A strength of this study is that it was the first longitudinal assessment of change in EQ-5D scores of TB patients on treatment in Pakistan, a TB high-burden country [1]. Moreover, treatment was provided free of cost to our sample population ensuring that treatment costs would not be a deterrent for participation. Participants were ensured before each data collection that refusal to participate would not have any impact on their treatment as usual so that they would not feel obligated to participate in the study. However, there are some limitations that should be noted. First, we utilized EQ-5D health-utility value set based on the UK general population, although this has been used in previous studies in Pakistan [13, 14], there is a need to calculate utility values based on the general population in Pakistan for use in clinical studies to provide a more accurate assessment of HRQoL in future studies. Second, due to attrition, we were not able to follow-up with all the enrolled patients at baseline; 13% did not return to complete the survey at follow-up visits. Follow-up with patients who opt not to complete HRQoL surveys can inform change in HRQoL future study designs. Third, the requirement of fluency in Urdu limited the respondent pool. Many people with TB who visit the clinic come from other cities and speak regional languages and had to be excluded from the study.

Future directions

While this study focused on QoL during the treatment period, future studies with long-term follow-up in a high-burden country like Pakistan are warranted as research indicates that it can take up to 2-years post treatment for TB patients to have HRQoL scores comparable to people without TB [31]. Building on this study, future studies to identify factors associated with change in HRQoL during TB treatment in Pakistan should be undertaken. HRQoL should also be assessed in especially vulnerable populations such as children with TB and people with HIV/TB co-infection. Future studies with control group comparison of change in HRQoL of adherent patients with low adherence patients during treatment can help identify factors associated with adherence and HRQoL.
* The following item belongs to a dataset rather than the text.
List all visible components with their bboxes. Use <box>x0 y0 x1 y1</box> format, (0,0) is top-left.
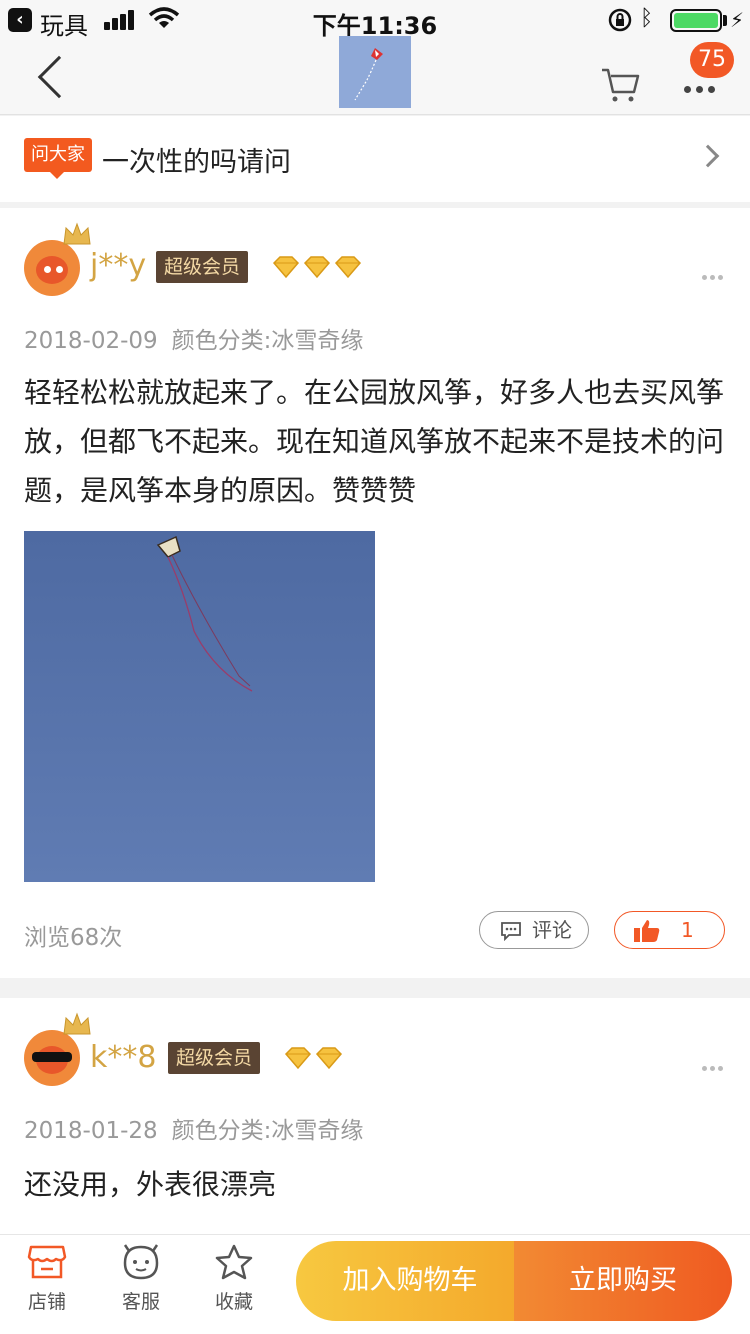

A World Health Organization report on adherence to long-term therapies identified a need to address time-points during TB treatment for targeted approach to caregiving efforts [32]. The results of this study suggest that increased vigilance at the end of the intensive phase is warranted due to rapid change in patient’s perceived health state which can influence health behaviors [17, 33]. HRQoL scores can be predictive of TB treatment outcomes, monitoring HRQoL scores at the end of the intensive phase period can also help identify patients who need targeted treatment efforts for better treatment outcomes [4].

In conclusion, self-reported HRQoL improves significantly with time into treatment. This can inform current TB treatment practices as well as policy with a focused approach on the initial months of treatment by including patient-reported outcomes along with clinical outcomes to be utilized by clinicians, counsellors, and public health professional for TB-treatment planning and provision.